Tatlı Browni tamda beni gülümsetceek bir hediye vermek istemiş. Çorbada tuzumuz olsun belki yemek nasip olur diye bende yazayım istedim somurtmaktansa.


Bir dünya iş bana bakıyor bense onlara. Keyfim yerine gelirse bi hışım başlarım artık debelenmeye.Bugün pek bi fenayım sormayın. Neyse olur böyle arada bana.


Ben biraz düşüne durayım header ve badgem nasıl olur diye.(bak bak az önce umutsuzdum şimdi havalara girmeye başladım bile keyfim yerine gelmeye başladı galiba ya seviyorum ben böyle şeyleri ya.)


Ben biraz geç bulanlardanım Browni'yi geç buldum bırakmam. Siz de hala onu bulamayanlardansanız eee artık bağlantılarımın üstünü bir tıklarsınız.


Ağzınız ne tatlanacak göreceksiniz.

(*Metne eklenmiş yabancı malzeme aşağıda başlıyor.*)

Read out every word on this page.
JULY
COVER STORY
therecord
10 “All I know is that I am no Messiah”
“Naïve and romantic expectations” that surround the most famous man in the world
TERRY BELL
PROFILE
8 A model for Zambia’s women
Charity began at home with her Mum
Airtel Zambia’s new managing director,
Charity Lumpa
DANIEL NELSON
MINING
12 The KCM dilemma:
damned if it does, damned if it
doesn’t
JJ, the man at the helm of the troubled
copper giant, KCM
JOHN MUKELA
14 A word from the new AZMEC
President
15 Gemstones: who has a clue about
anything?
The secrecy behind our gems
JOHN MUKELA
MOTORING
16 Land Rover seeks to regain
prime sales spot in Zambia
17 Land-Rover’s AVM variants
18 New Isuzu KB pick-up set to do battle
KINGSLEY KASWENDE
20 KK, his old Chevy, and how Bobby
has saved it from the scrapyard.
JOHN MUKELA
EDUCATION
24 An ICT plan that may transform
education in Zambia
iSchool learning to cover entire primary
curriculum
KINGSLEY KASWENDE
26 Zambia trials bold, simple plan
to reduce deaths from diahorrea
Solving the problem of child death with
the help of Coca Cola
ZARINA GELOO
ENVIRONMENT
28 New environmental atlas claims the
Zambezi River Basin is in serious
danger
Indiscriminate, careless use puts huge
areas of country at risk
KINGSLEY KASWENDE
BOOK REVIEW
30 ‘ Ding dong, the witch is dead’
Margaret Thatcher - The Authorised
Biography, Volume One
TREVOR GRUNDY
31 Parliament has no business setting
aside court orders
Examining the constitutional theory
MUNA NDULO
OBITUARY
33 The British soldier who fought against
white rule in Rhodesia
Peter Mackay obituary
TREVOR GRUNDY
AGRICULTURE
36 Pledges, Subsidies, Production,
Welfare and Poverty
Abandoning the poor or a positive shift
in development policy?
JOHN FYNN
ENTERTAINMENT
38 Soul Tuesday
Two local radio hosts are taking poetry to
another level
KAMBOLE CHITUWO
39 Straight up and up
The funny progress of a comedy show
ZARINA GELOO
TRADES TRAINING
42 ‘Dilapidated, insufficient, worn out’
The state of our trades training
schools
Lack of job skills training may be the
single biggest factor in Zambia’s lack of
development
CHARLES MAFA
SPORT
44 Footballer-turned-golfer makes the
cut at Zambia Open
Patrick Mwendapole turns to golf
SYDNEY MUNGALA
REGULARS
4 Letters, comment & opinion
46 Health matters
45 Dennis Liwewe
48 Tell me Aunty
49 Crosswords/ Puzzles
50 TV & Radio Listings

Denendi tavsiye edilir.


Moralim nerdesin????


Tıkır


Tıkır


Tıkır

3 Ocak 2012 Salı

Yılbaşı Geçip Giderken Biz O Gün

Gündüz gezme turunda havuzbaşı fotosu çekmeye uğraşınken,








Maaile büyüklerle yılbaşı yemeğini yedikten sonra halasının bütün gün şişirmeye uğraştığı 60 tane küçücük balon başından aşağı dökülürken,







Baya bir muhabbetten sonra evimize gelip mumlarımızı yakmışken,






Birgün önceden Tarkan'la birlikte uğraşılmış,oğluşun daha çok pastadan arta kalan pudingleri yalayıp yutma işini üstlendiği, üst süslemelerden avucuna aldıklarının bir kısmını midesine büyük bir kısmını yere bir kısmınıda pastanın üzerine serpiştirmiş çam ağacı pastamızı kesmeye hazırlanırken,




Kuruyemiş,patlamış mısır,cipsler dipsoslar, çikolata gibi nerde kilo yapacak bol kalorili şey varsa ve kendimi bunları hazırlayıp alacağım kiloları hesaplar bulmuşken,


















Artık küçüldükleri için son kez giyilebilen yılbaşı panduflarımızı ayağımıza geçirmişken,




Kırmızılarımızı giymiş hafta içi Tarkan'la birlikte kendimize yaptığımız kocaman yılbaşı kartımıza bakıp yazdığımız yazıyı yoğun istek üzerine defalarça okurken,






















Karşımıza koyduğumuz piyango biletimize bakıp bakıp hayallere dalarken,


(bu arada tamı tamına çeyrek bilete 36 TL vurdu neyse bileti almak için verdiğimizi bilet bize geri verdi hayaller başka baharlara)





Biz çok mutluyduk. Hep güzellikleri diledik herkes için herşey için, biz için yavrumuz için.




Mutlu umutlu nice nice güzel yıllara. Herşeyin güzel geçtiği bir yıl olması dileğiyle.